Das Erdgeschoss widmet sich zum einen der Geschichte der Alamannen und zum andern den Ausgrabungen in Vörstetten. Auf zahlreichen Geschichtstafeln wird der Frage nachgegangen, wer die Alamannen waren, woher sie kamen und in welchem Verhältnis sie zu ihren unmittelbaren Nachbarn, den Römern, standen. Andere Tafeln und Vitrinen zeigen Bilder von den Ausgrabungen, die in den 90er und 2000er Jahren in Vörstetten stattfanden, und präsentieren die hierbei gemachten Funde und Forschungsergebnisse.

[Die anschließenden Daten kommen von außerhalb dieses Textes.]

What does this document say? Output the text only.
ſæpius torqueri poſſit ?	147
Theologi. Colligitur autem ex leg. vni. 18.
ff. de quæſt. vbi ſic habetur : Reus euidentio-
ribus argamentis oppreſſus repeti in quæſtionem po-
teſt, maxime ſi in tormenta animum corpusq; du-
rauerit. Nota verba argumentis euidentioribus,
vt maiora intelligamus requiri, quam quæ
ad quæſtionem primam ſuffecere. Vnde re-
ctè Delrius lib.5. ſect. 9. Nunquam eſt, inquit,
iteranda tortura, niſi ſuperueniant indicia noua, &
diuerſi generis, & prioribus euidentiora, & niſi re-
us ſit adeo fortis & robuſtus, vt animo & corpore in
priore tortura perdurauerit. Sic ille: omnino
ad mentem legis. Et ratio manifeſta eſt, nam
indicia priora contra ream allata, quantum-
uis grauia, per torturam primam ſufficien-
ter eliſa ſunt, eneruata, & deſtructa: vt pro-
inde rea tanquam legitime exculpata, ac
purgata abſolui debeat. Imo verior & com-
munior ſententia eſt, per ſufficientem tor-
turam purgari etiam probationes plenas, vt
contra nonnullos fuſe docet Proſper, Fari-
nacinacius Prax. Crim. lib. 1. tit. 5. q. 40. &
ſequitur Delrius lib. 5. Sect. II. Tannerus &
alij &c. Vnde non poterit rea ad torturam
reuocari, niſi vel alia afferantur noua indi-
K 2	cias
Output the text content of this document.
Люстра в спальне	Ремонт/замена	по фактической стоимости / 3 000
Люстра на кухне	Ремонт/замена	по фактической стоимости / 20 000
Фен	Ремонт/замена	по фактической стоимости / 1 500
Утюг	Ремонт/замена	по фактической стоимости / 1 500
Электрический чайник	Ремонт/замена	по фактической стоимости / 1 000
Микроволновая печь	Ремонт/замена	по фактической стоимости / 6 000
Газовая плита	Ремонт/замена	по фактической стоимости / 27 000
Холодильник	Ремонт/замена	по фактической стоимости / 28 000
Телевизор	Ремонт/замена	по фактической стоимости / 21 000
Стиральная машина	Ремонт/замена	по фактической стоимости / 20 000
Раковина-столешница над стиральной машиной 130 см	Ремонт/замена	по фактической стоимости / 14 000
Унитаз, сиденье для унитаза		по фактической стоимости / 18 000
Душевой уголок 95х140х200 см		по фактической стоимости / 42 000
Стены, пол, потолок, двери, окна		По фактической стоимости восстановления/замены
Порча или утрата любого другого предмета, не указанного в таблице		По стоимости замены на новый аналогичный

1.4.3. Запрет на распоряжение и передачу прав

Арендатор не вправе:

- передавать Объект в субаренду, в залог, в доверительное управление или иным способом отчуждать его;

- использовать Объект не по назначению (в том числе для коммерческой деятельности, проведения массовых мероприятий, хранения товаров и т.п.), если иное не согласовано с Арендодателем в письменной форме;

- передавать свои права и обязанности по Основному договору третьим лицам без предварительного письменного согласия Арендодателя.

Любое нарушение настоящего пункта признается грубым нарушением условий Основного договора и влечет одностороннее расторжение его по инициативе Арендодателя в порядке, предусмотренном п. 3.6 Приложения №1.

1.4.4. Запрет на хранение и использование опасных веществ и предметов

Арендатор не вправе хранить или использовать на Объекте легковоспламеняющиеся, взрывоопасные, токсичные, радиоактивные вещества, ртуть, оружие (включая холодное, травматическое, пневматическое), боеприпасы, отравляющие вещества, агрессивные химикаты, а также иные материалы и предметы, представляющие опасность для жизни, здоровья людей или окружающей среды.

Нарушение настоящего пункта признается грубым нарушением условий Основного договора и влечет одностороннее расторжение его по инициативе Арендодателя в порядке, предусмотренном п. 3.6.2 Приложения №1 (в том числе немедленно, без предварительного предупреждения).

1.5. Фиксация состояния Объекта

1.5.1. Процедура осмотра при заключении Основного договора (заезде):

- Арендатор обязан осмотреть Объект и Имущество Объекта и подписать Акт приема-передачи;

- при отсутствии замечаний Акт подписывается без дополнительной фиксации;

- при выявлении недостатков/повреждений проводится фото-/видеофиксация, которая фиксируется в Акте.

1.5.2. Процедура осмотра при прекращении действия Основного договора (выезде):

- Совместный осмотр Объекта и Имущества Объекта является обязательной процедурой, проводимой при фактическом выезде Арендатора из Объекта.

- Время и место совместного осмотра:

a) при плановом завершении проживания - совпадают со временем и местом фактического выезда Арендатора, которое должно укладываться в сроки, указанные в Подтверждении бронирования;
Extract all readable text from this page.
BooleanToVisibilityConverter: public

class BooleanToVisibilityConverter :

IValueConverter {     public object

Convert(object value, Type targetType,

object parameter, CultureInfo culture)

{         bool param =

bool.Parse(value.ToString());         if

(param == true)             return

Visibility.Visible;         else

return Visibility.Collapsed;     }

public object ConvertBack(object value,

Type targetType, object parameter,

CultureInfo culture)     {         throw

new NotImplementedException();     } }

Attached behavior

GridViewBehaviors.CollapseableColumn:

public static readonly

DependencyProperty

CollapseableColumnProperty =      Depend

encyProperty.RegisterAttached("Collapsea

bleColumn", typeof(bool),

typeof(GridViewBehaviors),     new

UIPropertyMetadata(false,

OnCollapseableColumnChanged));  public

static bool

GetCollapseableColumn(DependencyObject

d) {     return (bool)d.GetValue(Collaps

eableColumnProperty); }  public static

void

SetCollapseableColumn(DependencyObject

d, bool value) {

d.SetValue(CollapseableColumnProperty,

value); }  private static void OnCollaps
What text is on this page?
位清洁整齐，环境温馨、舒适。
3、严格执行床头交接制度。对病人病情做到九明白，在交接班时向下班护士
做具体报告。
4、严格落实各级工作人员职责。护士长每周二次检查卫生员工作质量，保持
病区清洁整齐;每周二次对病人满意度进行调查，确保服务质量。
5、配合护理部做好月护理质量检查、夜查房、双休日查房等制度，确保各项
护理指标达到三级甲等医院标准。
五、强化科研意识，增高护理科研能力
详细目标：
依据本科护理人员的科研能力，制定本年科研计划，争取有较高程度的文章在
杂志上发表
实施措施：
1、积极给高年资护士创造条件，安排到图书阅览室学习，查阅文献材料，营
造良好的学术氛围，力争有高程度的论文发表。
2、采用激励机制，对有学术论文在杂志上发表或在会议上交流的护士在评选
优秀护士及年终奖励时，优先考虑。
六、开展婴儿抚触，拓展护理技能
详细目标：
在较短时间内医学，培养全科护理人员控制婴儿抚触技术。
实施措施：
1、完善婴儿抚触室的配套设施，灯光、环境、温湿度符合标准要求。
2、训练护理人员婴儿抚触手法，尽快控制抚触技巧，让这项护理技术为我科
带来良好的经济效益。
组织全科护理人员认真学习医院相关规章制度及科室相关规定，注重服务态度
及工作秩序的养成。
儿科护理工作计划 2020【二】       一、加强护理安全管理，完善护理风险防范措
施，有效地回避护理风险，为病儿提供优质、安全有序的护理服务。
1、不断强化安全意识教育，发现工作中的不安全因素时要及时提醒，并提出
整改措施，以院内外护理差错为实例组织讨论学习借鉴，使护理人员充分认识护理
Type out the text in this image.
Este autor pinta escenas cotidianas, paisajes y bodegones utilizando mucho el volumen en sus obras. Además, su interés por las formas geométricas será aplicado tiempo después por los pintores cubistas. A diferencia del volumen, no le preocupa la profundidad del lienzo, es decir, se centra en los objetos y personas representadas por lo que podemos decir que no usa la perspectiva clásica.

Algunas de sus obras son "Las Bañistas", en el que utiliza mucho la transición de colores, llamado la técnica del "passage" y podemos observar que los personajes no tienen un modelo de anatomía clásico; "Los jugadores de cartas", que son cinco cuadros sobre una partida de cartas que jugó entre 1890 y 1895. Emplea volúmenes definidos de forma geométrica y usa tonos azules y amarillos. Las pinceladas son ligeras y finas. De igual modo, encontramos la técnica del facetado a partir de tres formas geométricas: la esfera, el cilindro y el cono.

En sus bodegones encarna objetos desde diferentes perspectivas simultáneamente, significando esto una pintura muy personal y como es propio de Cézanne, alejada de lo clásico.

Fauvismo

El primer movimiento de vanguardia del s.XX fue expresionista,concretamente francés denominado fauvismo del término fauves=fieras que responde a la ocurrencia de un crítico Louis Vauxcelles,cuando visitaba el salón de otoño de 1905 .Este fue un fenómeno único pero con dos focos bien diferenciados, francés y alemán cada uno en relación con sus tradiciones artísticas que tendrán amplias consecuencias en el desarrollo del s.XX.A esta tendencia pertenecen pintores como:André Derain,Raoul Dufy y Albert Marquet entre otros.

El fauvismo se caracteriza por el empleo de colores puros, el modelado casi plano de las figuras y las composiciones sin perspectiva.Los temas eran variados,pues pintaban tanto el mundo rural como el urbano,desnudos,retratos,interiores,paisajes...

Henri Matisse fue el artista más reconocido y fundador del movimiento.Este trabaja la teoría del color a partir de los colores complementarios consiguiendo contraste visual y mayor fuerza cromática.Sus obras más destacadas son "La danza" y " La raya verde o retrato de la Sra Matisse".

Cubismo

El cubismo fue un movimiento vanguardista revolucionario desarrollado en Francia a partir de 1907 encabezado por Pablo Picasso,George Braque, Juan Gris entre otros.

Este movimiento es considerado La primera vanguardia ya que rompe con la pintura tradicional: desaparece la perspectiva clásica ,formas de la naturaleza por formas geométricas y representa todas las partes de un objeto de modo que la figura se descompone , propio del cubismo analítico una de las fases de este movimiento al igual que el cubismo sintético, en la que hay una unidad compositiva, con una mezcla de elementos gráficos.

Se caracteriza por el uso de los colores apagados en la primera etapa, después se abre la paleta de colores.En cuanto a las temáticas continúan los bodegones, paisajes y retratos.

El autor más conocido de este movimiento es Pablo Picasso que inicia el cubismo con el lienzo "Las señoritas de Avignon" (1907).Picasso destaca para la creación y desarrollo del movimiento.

Im ersten Stock wird der Lebensalltag der Alamannen des 4./5. Jahrhunderts anhand von Schautafeln und rekonstruierten Gerätschaften anschaulich gemacht: wie wurde Feuer gemacht, wie Brot gebacken, geschmiedet, gedrechselt, gewebt? Wie sahen Kleidung und Bewaffnung der Alamannen aus, und wovon ernährten sie sich?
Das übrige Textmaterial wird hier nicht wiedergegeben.